Até hoje os pacientes comem sentados pelo chão
dos corredores, enquanto não são concluídas
as obras de uma cozinha e de um refeitório estimadas
em R$ 1,4 milhão de reais.
O
Presidente da Hutukara Associação Yanomami, Davi
Kopenawa Yanomami, visitou no dia 11 de julho a Casa do Índio,
juntamente com representantes do Ministério Público
de Roraima e do DSEI-Yanomami, profissionais de saúde
da Funasa e funcionários da conveniada Fundação
Universidade de Brasília (FUB).
Davi
Kopenawa confirmou a relevância das denúncias sobre
a precariedade do atendimento aos pacientes yanomami na instituição
e exigiu uma resposta dos responsáveis da Casa do Índio
e da Funasa, provocando uma reunião em que participaram
os representantes dessas instituições e da CCPY,
na tentativa de buscar soluções para o problema.
Foi
imediatamente criada uma comissão permanente para fiscalizar
a qualidade do atendimento na Casa do Índio. Integram
o grupo os antropólogos Ângela Kurovski (CCPY)
e Jankiel de Campos (Ministério Público de Roraima),
a assistente social da Universidade de Brasília, Jane
Ferreira, o representante do Sindicato dos Servidores, Carlos
José Dantas, a enfermeira supervisora da UnB, Kelly Maria
Q. Martins, e o técnico de enfermagem da Funasa, Dionídes
Peixoto Silva.
A
primeira medida foi fazer uma triagem dos pacientes yanomami,
quando se constatou que 10 deles já podiam receber alta
e não teria motivo para permanecer na Casa do Índio.
Foi exigido também um compromisso dos responsáveis
do DSEI-Yanomami (Funasa) de somente remover os doentes para
exames com data de retorno previamente marcada.
Além
das deficiências existentes na Casa do Índio, os
Yanomami enfrentam também problemas nos hospitais da
rede pública local. Falta a estes hospitais um sistema
adequado de comunicação com os doentes yanomami
e seus acompanhantes e condições culturalmente
apropriadas de atendimento.
A Funasa local reconhece que o seu registro de pacientes é
precário e suas ações não estão
suficientemente articuladas com a rede do Sistema Único
de Saúde (SUS). Assim, as remoções de doentes
yanomami para as unidades do SUS nem sempre chegam ao seu conhecimento.
Não
raro, os familiares dos pacientes ficam meses sem qualquer informação
sobre o estado de saúde dos índios internados.
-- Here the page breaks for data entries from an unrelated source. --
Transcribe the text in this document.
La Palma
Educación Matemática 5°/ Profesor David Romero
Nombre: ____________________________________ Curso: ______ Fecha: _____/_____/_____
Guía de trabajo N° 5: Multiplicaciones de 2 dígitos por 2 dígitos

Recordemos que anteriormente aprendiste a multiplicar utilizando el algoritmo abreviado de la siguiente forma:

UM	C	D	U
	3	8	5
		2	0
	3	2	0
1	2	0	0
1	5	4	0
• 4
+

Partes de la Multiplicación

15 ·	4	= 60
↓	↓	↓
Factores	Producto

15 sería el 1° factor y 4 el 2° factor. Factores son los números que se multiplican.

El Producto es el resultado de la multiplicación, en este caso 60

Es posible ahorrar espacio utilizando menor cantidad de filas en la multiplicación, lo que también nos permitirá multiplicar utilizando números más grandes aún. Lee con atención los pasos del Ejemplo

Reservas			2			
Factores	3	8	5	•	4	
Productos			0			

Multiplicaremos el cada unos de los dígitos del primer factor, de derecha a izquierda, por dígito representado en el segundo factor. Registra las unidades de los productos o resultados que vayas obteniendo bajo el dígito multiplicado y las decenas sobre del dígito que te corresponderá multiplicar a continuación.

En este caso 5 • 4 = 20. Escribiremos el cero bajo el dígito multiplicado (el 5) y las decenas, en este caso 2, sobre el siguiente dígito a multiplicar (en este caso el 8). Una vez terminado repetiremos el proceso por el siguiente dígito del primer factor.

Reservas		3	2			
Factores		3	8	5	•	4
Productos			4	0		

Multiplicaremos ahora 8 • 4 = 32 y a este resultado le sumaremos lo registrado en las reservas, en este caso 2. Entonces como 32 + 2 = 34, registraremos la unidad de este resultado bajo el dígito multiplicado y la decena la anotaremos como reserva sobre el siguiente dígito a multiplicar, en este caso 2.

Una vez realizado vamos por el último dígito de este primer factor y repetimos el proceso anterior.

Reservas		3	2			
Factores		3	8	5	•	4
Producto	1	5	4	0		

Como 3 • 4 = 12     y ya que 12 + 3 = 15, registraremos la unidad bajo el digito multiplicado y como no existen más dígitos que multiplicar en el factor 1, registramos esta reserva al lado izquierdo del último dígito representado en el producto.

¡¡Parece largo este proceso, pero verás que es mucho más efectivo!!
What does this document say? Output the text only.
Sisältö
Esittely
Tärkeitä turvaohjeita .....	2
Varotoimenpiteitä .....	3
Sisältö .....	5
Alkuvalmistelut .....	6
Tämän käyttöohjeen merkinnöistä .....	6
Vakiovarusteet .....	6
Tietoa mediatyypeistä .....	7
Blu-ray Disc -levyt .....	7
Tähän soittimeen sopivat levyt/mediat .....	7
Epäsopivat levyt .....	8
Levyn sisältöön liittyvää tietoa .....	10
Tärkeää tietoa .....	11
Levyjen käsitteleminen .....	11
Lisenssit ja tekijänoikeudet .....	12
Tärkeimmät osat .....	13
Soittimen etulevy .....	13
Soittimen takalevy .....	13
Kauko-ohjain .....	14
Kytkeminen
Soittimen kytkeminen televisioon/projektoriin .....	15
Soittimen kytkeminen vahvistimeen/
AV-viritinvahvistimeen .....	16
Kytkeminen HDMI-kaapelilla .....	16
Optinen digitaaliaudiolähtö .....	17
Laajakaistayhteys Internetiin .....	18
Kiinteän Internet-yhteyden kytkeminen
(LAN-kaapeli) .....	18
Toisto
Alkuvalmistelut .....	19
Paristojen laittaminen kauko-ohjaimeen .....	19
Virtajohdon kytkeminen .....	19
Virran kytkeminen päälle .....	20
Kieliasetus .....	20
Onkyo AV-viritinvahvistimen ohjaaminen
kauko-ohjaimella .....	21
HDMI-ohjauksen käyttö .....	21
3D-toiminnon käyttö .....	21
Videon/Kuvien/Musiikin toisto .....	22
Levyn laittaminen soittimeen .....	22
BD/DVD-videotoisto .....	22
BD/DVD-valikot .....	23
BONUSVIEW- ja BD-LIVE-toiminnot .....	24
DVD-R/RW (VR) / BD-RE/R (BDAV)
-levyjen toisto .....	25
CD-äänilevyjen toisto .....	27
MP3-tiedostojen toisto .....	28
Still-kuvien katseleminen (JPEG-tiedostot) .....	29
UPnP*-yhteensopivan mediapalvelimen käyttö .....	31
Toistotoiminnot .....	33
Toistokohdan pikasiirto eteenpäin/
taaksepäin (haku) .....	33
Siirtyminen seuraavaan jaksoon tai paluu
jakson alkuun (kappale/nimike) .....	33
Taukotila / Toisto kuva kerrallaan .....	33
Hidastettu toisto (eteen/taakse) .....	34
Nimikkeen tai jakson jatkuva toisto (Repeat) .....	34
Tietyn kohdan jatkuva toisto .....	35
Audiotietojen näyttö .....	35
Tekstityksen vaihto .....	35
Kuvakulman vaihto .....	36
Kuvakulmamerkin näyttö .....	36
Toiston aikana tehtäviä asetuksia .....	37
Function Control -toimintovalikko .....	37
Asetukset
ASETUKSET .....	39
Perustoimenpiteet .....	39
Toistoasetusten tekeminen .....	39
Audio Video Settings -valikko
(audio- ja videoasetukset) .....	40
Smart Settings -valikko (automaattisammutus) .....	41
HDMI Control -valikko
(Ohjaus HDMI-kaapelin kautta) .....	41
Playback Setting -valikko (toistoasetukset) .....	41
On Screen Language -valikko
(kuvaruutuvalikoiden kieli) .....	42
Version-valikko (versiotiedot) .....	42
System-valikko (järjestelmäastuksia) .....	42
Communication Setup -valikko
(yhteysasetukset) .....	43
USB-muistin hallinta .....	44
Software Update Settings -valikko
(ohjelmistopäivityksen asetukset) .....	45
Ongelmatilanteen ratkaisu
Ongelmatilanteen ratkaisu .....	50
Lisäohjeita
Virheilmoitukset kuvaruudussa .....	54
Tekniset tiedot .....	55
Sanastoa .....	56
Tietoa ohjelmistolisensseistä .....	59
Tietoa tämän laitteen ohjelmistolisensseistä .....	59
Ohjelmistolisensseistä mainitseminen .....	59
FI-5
Tanto no hospital Coronel Mota, quanto no Materno-Infantil Nossa
Senhora de Nazaré, os doentes yanomami são também
obrigados a enfrentar longas filas para serem atendidos. Entretanto,
a Funasa desembolsa, por mês, quase R$ 100 mil para que
os nove hospitais da rede pública atendam corretamente
os Yanomami.
Denúncias
do Conselho Local de Saúde de Surucucu
O
Presidente da Hutukara Associação Yanomami, Davi
Kopenawa Yanomami, divulgou no dia 16 de julho uma carta confirmando
as denúncias de líderes indígenas de Surucucu
em reunião do Conselho local do DSEI-Yanomami. Davi voltou
a insistir sobre a necessidade de a Fundação Nacional
de Saúde (Funasa) garantir o fornecimento de remédios
em quantidade suficiente para o atendimento tente na Terra Indígena
Yanomami. Segundo ele, sempre faltam medicamentos na área
e, além disso, os funcionários da Funasa não
têm recebido salários e alimentos normalmente,
prejudicando sua boa atuação no campo.
Davi afirma
também que a Funasa, que antes havia prometido acabar
com as doenças na área indígena, “enganou”
os Yanomami. Ele reclamou novamente do tempo indevido de permanência
dos doentes yanomami na Casa do Índio, em Boa Vista.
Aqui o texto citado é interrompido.